Contrary to conventional wisdom, little of Ecuador's oil actually ends up in China. A 2016 study by Amazon Watch revealed that the vast majority, roughly 80%, of Ecuador's Amazon crude actually makes its way to the US, and the majority of that to California. In fact, Ecuador is the third largest supplier of crude to the US West Coast, behind Saudi Arabia and Canada.
New leadership, same policies
Neither the two presidential candidates heading to the April 2 runoff have promised to overhaul the oil-for-loans deals, though Lasso has said he would look closely at the deals and if necessary attempt to increase Ecuador's exports to China. He is understood to favour neoliberal-style policies that favour financing from sources such as the International Monetary Fund.
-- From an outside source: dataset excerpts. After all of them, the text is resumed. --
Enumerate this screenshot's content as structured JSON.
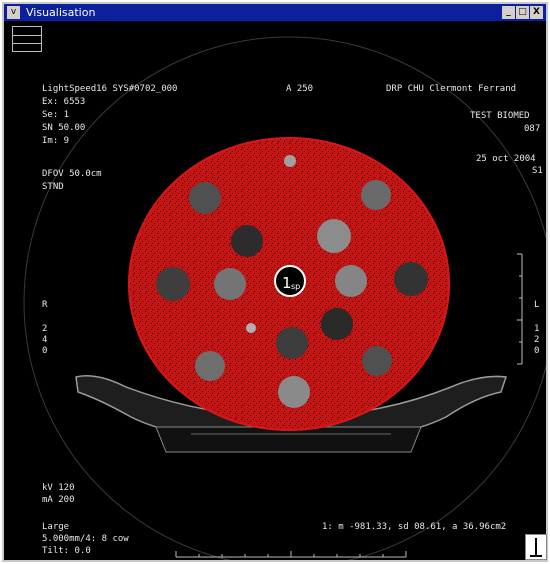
{
  "window": {
    "title": "Visualisation",
    "minimize": "_",
    "maximize": "□",
    "close": "X",
    "sysmenu": "v"
  },
  "overlay": {
    "line1_left": "LightSpeed16 SYS#0702_000",
    "line1_mid": "A 250",
    "line1_right": "DRP CHU Clermont Ferrand",
    "ex": "Ex: 6553",
    "se": "Se: 1",
    "sn": "SN 50.00",
    "im": "Im: 9",
    "test": "TEST BIOMED",
    "num": "087",
    "date": "25 oct 2004",
    "slice": "S1",
    "dfov": "DFOV 50.0cm",
    "stnd": "STND",
    "r_label": "R",
    "vert_digits": [
      "2",
      "4",
      "0"
    ],
    "right_side_l": "L",
    "right_side_digits": [
      "1",
      "2",
      "0"
    ],
    "kv": "kV 120",
    "ma": "mA 200",
    "large": "Large",
    "thickness": "5.000mm/4: 8 cow",
    "tilt": "Tilt: 0.0",
    "stats": "1: m -981.33, sd 08.61, a 36.96cm2"
  },
  "roi_label": "1",
  "roi_sub": "sp",
  "colors": {
    "phantom": "#c41414",
    "background": "#000000",
    "title_bar": "#0c1f9c"
  }
}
Whatever the outcome of the election, the new president will have to confront the fact that the Correa administration has mortgaged the country's future. But a different path can be travelled. The new president can put an end to the criminalisation of indigenous and other civil society activists who speak out, and can implement free, prior and informed consent processes before approving any extractive industry and major infrastructure project, as stipulated by national and international law.
The new president and the Chinese government can decide to put the planet and indigenous peoples first and work together to renegotiate the loans so that the terms do not, de facto, require drilling in the Amazon. The two countries can also work together to implement the new policy position of the International Union of the Conservation of Nature – of which both countries are members – that declares indigenous sacred sites as off limits to extractive industries.